Héritier d’une culture musicale ancestrale, Ali Doğan Gönültaş est un musicien kurde à la voix sublime. Il est né à Kiğı, une petite ville d’Anatolie orientale, qui fait partie de Bingöl, près de la région tristement célèbre de Tunceli (Dersim en Kurde). Zone montagneuse difficile d’accès, économiquement sans importance, historiquement improductive, elle est peu peuplée et le tourisme n’y joue aucun rôle. Un mythe entoure pourtant cette région et sa culture : le nom “Dersim”, interdit par les politiciens turcs, devenu un mot de code pour désigner une rébellion latente – présente aussi dans la musique. Une grande partie de la population appartient à l’alévisme, un mouvement islamique répandu en Anatolie, qui trouverait ses origines dans la montagne sacrée de Munzur, culminant à près de 3 500 mètres d’altitude. Deux langues kurdes différentes y sont parlées : le zazaki par la majorité et le kurmanji plus minoritaire. Des Turkmènes et des Arméniens vivaient également dans la région, nombreux y étant assimilés avant le génocide de 1915.

 

Diplômé des départements d’archéologie et de radio-télévision et cinéma de l’université de Kocaeli sur la mer de Marmara, Ali Doğan Gönültaş a débuté sa carrière professionnelle en tant que musicien en 2015 avec le groupe indépendant Ze Tijê.

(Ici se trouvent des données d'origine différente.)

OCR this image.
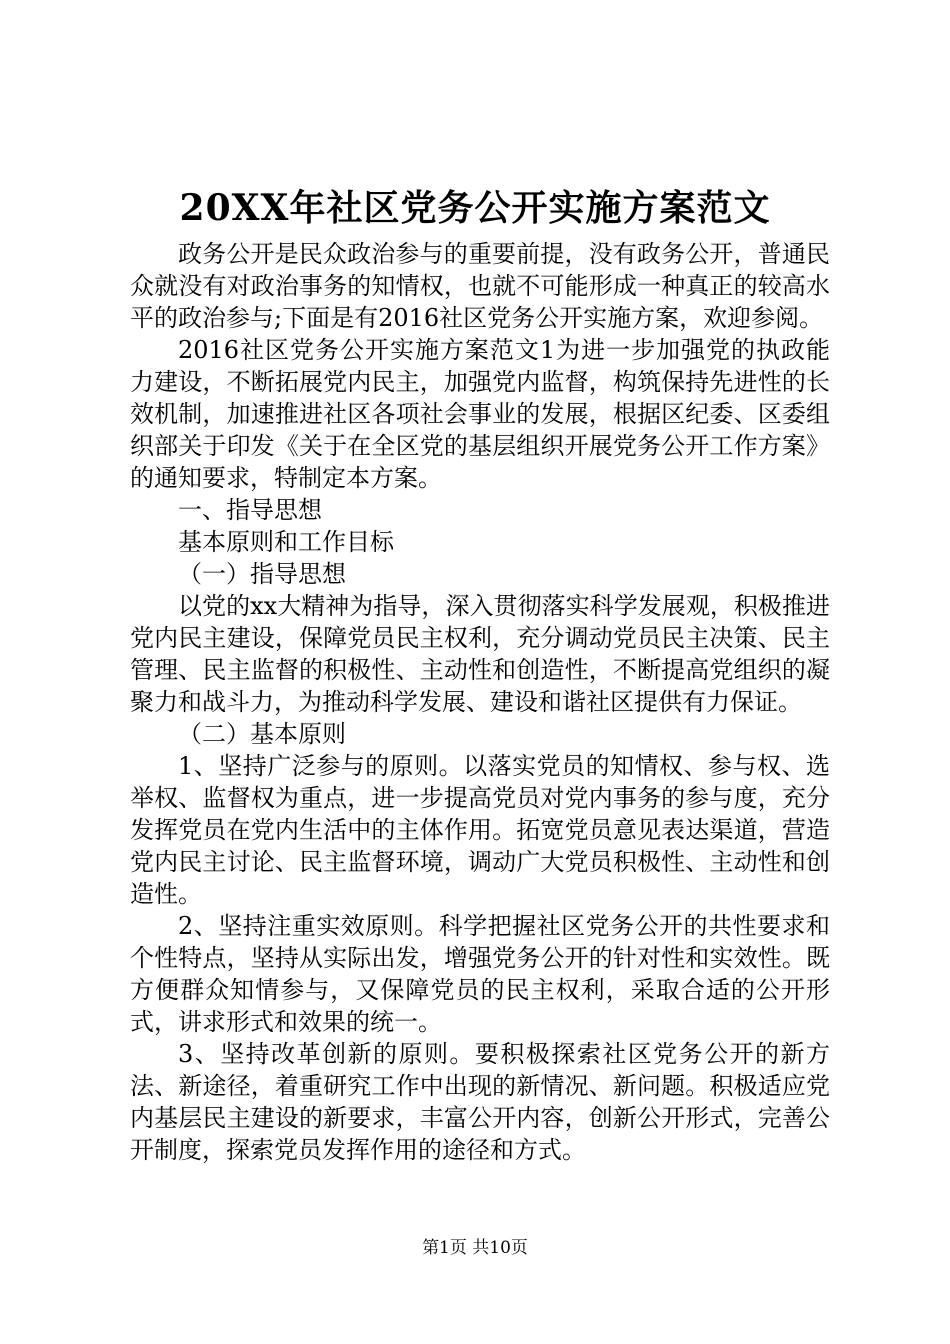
20XX年社区党务公开实施方案范文

政务公开是民众政治参与的重要前提，没有政务公开，普通民众就没有对政治事务的知情权，也就不可能形成一种真正的较高水平的政治参与;下面是有2016社区党务公开实施方案，欢迎参阅。

2016社区党务公开实施方案范文1为进一步加强党的执政能力建设，不断拓展党内民主，加强党内监督，构筑保持先进性的长效机制，加速推进社区各项社会事业的发展，根据区纪委、区委组织部关于印发《关于在全区党的基层组织开展党务公开工作方案》的通知要求，特制定本方案。

一、指导思想

基本原则和工作目标

（一）指导思想

以党的xx大精神为指导，深入贯彻落实科学发展观，积极推进党内民主建设，保障党员民主权利，充分调动党员民主决策、民主管理、民主监督的积极性、主动性和创造性，不断提高党组织的凝聚力和战斗力，为推动科学发展、建设和谐社区提供有力保证。

（二）基本原则

1、坚持广泛参与的原则。以落实党员的知情权、参与权、选举权、监督权为重点，进一步提高党员对党内事务的参与度，充分发挥党员在党内生活中的主体作用。拓宽党员意见表达渠道，营造党内民主讨论、民主监督环境，调动广大党员积极性、主动性和创造性。

2、坚持注重实效原则。科学把握社区党务公开的共性要求和个性特点，坚持从实际出发，增强党务公开的针对性和实效性。既方便群众知情参与，又保障党员的民主权利，采取合适的公开形式，讲求形式和效果的统一。

3、坚持改革创新的原则。要积极探索社区党务公开的新方法、新途径，着重研究工作中出现的新情况、新问题。积极适应党内基层民主建设的新要求，丰富公开内容，创新公开形式，完善公开制度，探索党员发挥作用的途径和方式。

第1页 共10页
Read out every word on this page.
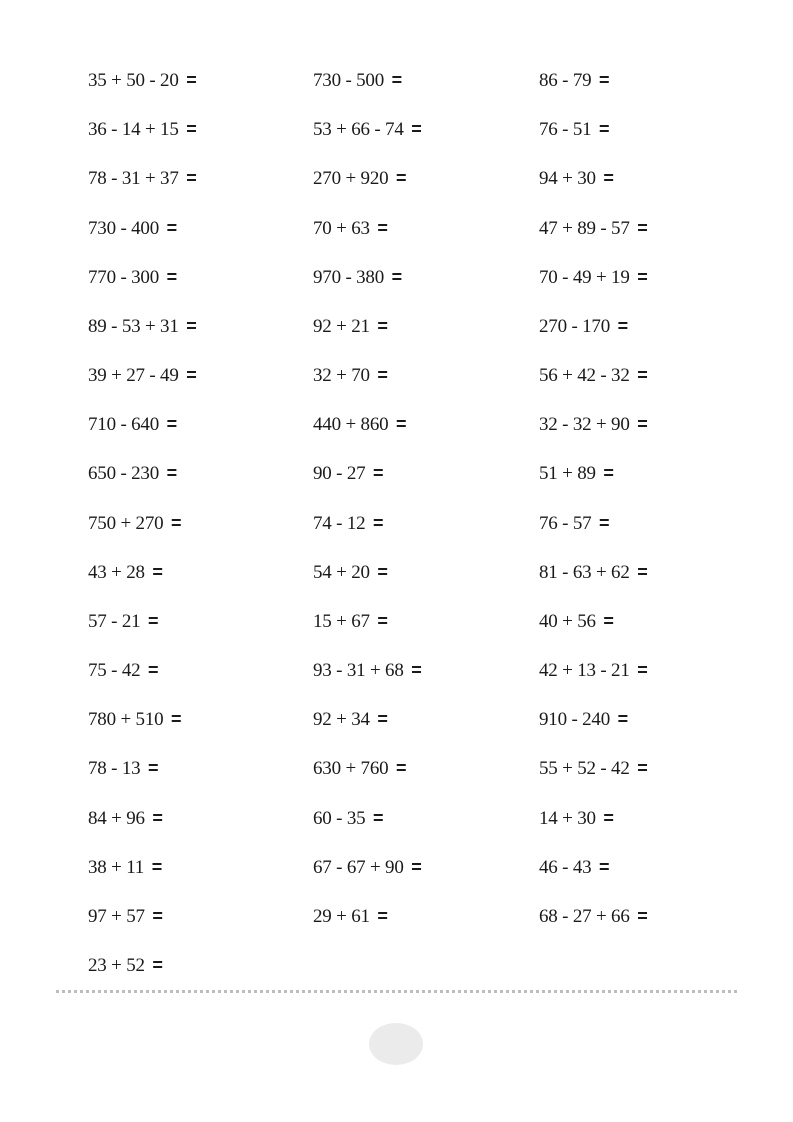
35 + 50 - 20 =
36 - 14 + 15 =
78 - 31 + 37 =
730 - 400 =
770 - 300 =
89 - 53 + 31 =
39 + 27 - 49 =
710 - 640 =
650 - 230 =
750 + 270 =
43 + 28 =
57 - 21 =
75 - 42 =
780 + 510 =
78 - 13 =
84 + 96 =
38 + 11 =
97 + 57 =
23 + 52 =
730 - 500 =
53 + 66 - 74 =
270 + 920 =
70 + 63 =
970 - 380 =
92 + 21 =
32 + 70 =
440 + 860 =
90 - 27 =
74 - 12 =
54 + 20 =
15 + 67 =
93 - 31 + 68 =
92 + 34 =
630 + 760 =
60 - 35 =
67 - 67 + 90 =
29 + 61 =
86 - 79 =
76 - 51 =
94 + 30 =
47 + 89 - 57 =
70 - 49 + 19 =
270 - 170 =
56 + 42 - 32 =
32 - 32 + 90 =
51 + 89 =
76 - 57 =
81 - 63 + 62 =
40 + 56 =
42 + 13 - 21 =
910 - 240 =
55 + 52 - 42 =
14 + 30 =
46 - 43 =
68 - 27 + 66 =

Membre fondateur du groupe, il a sorti deux albums en tant que compositeur, arrangeur et interprète et a collaboré aux bandes originales de films tels que My Own Life (2014) et Seng (2021). En tant que compositeur, il a participé au projet “La voix de la ville comme exemple du patrimoine culturel immatériel (Diyarbakır)”. Depuis 2020, il travaille comme rédacteur musical pour l’émission télévisée “Voix et traces” de la chaîne Can TV. En tant que modérateur de l’émission, il propose une variété de styles et de genres musicaux folkloriques de Turquie.

 

De 2007 à 2017, il a mené des recherches sur le patrimoine musical de Kiğı. Le premier résultat en 2018 a été une série de concerts solo “Xo Bi Xo” avec des chansons en kurmandji, en turc et dans sa langue maternelle zazaki. Il poursuit ce travail musical en 2022 avec l’impressionnant album Kiğı qui porte le nom de sa ville natale. Il y porte un regard personnel sur son trésor musical, vieux de 150 ans, avec des morceaux dans les langues locales : kirmancki (Zazaki), kurmanji et kirdaski (tous deux dialectes kurdes), arménien et turc.

 

Dans ses concerts, il donne la parole à des cultures qui risquent de tomber dans l’oubli et emmène le public dans un voyage intemporel à travers d’innombrables mélodies où vibre toute la beauté de l’Anatolie orientale.